CTS Main Channel
- Country: Republic of China
- Broadcast area: Taiwan Japan (Yonaguni Island) Philippines (Itbayat)
- Network: Chinese Television System
- Headquarters: Taipei, Taiwan

Programming
- Picture format: 1080i HDTV

Ownership
- Owner: Taiwan Broadcasting System

History
- Launched: February 14, 1962 (as NETV) January 31, 1971 (as CTS Main Channel)
- Closed: February 16, 1970 (NETV)
- Former names: NETV (1962-1970)

Links
- Website: cts.com.tw

Availability

Terrestrial
- Digital: Channel 18

= CTS Main Channel =

Television network in Taiwan (Republic of China)

CTS Main Channel is the flagship free-to-air terrestrial television channel of the Chinese Television System network and is the third oldest free-to-air terrestrial television channel in the Republic of China (Taiwan) after TTV Main Channel and CTV Main Channel.

==History==
The origins of CTS Main Channel go all the way back to 1956 when the Education Minister of the Republic of China Chang Chi-yun proposed an educational television service that world be run by Taiwan's Ministry of Education. Efforts to prepare the said television service began in 1958 when studio space was first allocated in the Ministry of Education's headquarters, and in August 1961, Education Minister Huang Chi-lu formally established Taiwan's Network of Educational Television (NETV), which first went on air on February 14, 1962, nearly 8 months before TTV Main Channel began transmissions. NETV closed down on February 16, 1970, after it was purchased by the Taiwanese government for NT$1 billion, and in May 1970, Order 117 of the Executive Yuan proposed the formation of a third television channel to succeed NETV. CTS Main Channel was eventually established on January 31, 1971, as a joint venture between Taiwan's Ministry of National Defense and the Ministry of Education. The channel opened on October 31, 1971, the 85th anniversary of then-president Chiang Kai-shek. On November 1, 1971, it started airing English learning classes two hours a day during the 6-8am period (repeated between 1:30 and 4:30pm).
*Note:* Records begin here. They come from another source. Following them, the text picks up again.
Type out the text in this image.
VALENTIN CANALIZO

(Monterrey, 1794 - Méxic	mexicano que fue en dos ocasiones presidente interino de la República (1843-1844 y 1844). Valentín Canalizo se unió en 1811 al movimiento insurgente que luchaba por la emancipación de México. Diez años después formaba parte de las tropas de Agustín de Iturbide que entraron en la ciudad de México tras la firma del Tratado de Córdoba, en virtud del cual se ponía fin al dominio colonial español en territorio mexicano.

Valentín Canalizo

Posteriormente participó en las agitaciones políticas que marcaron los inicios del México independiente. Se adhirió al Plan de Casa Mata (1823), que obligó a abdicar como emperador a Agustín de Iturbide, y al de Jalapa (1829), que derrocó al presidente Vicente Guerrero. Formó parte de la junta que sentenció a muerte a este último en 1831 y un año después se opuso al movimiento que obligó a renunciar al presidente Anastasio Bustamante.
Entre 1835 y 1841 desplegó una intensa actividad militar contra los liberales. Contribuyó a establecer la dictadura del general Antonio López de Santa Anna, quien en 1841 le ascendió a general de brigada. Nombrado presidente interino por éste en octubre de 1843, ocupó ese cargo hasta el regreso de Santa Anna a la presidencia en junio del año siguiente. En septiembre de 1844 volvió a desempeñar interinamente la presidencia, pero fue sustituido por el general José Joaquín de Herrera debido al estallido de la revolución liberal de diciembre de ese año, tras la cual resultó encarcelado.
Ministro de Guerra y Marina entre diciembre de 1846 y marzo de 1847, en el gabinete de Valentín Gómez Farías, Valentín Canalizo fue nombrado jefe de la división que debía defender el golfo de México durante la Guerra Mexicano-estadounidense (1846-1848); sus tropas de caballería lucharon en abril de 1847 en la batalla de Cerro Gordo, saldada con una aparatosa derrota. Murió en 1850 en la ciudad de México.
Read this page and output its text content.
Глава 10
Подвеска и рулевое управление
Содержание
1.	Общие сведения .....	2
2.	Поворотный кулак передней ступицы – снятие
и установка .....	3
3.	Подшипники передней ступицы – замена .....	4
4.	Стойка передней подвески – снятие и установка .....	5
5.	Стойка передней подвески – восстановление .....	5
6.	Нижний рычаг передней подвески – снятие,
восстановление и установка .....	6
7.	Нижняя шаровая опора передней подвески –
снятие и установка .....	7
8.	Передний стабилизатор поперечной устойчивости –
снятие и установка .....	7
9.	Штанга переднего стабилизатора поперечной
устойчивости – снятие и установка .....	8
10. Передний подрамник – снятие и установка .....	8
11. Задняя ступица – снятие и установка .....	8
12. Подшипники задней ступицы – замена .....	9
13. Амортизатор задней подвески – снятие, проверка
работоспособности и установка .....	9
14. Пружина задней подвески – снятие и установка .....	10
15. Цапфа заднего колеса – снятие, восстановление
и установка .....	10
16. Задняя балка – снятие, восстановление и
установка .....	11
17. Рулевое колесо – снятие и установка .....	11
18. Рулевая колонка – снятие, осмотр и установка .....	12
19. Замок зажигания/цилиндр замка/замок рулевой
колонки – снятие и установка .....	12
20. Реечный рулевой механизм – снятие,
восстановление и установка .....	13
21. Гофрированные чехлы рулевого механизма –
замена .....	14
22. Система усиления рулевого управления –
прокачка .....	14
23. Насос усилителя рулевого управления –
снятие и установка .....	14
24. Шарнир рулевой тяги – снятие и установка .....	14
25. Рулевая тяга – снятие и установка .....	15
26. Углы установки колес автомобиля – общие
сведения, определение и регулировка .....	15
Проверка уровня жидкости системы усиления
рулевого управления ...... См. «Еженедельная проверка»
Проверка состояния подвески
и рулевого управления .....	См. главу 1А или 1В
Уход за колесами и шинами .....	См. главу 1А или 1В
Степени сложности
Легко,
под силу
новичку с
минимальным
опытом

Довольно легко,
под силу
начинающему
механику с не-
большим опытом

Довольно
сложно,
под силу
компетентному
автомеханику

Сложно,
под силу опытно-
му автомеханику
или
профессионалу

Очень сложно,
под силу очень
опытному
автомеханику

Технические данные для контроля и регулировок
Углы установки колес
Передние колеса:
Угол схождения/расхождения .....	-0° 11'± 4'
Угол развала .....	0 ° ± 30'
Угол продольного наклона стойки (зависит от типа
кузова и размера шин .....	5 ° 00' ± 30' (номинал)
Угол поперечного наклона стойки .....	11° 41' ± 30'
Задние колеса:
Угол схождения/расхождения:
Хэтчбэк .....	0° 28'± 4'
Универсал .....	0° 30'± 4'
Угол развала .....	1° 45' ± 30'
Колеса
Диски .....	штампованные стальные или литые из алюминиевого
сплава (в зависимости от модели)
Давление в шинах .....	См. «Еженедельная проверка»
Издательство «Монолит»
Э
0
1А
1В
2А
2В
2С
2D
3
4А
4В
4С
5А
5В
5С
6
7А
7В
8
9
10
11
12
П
On July 1, 2006, by virtue of the Taiwanese government's media reform law, CTS Main Channel was incorporated into the Taiwan Broadcasting System (TBS), the island state's consortium of public television stations, with Public Television Service (PTS) as the other member of the group. The absorption calls for the transfer of the station's main studios from Taipei to Kaohsiung in a span of five years. It shall, however, be allowed to continue generating its income through traditional advertisements, and maintain its 60-40 entertainment-news programming mix like before.

Starting from January 20, 2015, some digital cable TV companies switched the main channel to high-definition broadcasts. On June 8, it started broadcasting in 16:9 format. On July 29, the National Communications Commission approved the application for upgrading CTS Main Channel to HD. On August 28, Chunghwa Telecom’s MOD was upgraded to high-definition broadcasting (originally scheduled to be upgraded on September 1). At 5 a.m. on October 1, the terrestrial signal was upgraded to high-definition (HD) broadcasting, becoming the second terrestrial TV station to change its main channel to high-definition broadcasting.

CTS Main Channel is currently engaged in a campaign to restore its title as "Taiwan's drama authority", for having been home to some of Taiwan's most unforgettable drama serials.

==Appearances==
===Test card===
The test card of CTS is Philips PM5544.

==Opening and Closing times==
CTS Main Channel is on air 24 hours each day.
Except the last day and first day open at 5.00 am and closing 4.00 am.

Note:
1. The song "中華民國國歌" Zhōng Huá Mín Gúo Gúo Gē (National Anthem of the Republic of China), lyrics by Sun Yat-sen (孫中山) and composed by Ch'eng Mao-yün (程懋筠) was played at the start of each broadcast day.